Puis les nouvelles conventions furent arrêtées entre le capitaine Cassaigne et l’ex-roi de Kineira : toute la population, escortée par les guerriers, allait abandonner ses pénates, et Barka lui-même allait, pour les soustraire à la rapacité de Samory, faire flamber ses cases et ses plantations, avec le même empressement que celui dont il avait fait preuve en pays ennemi, quelques jours auparavant.

Une quinzaine de malingres et de blessés de l’infanterie de marine, auxquels se joindraient M. d’Anthonay et M. Ramblot, partiraient avec ce troupeau humain, pour alléger la compagnie de marsouins, à laquelle on allait demander de nouvelles marches forcées.

Seulement tout cela formait une grosse colonne, et il fallait un officier pour la conduire à Kita : le capitaine Cassaigne se tourna vers Georges Cardignac.

Mais notre ami n’eut pas une minute d’hésitation : il refoula la douce vision qui lui apparaissait au bout du long ruban de route aboutissant à Kita, et d’une voix maintenant affermie :

— Mon capitaine, dit-il, je crois que M. Flandin, en ce moment un peu souffrant dans sa tente, est plus fatigué que moi. Je ne désire rien tant que vous suivre…

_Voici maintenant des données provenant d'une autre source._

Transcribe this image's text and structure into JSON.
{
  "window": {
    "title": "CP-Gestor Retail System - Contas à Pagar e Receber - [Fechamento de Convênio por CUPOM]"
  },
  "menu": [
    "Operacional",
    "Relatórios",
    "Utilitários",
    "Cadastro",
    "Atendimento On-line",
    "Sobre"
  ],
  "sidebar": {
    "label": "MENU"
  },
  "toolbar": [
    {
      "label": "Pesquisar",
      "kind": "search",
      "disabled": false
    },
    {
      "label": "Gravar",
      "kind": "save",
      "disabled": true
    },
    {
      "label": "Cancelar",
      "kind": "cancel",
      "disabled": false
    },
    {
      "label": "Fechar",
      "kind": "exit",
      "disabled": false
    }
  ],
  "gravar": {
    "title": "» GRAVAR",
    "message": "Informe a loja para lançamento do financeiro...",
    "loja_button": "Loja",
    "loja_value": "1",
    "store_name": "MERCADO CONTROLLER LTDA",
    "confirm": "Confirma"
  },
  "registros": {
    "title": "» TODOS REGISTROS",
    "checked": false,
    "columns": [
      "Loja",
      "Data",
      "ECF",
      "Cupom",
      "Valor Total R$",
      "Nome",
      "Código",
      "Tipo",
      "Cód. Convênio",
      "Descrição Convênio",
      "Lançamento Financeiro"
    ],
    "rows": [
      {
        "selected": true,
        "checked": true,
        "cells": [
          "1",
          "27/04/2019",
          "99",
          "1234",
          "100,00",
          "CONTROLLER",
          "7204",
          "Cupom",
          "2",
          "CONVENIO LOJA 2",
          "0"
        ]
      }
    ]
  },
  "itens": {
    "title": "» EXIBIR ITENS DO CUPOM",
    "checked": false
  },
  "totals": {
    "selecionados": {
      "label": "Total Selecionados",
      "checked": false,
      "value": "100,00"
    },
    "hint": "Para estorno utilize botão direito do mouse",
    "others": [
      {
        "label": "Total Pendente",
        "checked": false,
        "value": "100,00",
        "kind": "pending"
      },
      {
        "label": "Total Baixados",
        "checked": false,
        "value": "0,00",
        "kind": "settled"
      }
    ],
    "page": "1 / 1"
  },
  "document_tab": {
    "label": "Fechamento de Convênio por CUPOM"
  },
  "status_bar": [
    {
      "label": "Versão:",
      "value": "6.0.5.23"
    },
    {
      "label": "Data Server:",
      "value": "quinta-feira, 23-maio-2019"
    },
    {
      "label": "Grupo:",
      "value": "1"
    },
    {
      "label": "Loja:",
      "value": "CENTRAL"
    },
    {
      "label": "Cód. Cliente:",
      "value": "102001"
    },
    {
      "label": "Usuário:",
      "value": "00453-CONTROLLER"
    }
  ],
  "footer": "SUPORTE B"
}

— C’est bien aussi ce que je pensais, dit le capitaine Cassaigne en jetant au jeune officier un regard d’affectueuse sympathie.

Et plus bas, il ajouta :

— Je suis d’autant plus heureux de votre réponse que j’ai pour vous une proposition pour la croix à laquelle le capitaine Galliéni pourra donner la sanction de son autorité. Je ne serai donc pas fâché de vous présenter à lui. Ce soir même, Cardignac, nous partons.

À la tombée du jour, la colonne s’ébranla d’un pas rapide vers le Nord : elle était à cent dix kilomètres de Bammakou qu’elle allait secourir ; Baba seul, parti en maraude dans un village voisin, manquait à l’appel.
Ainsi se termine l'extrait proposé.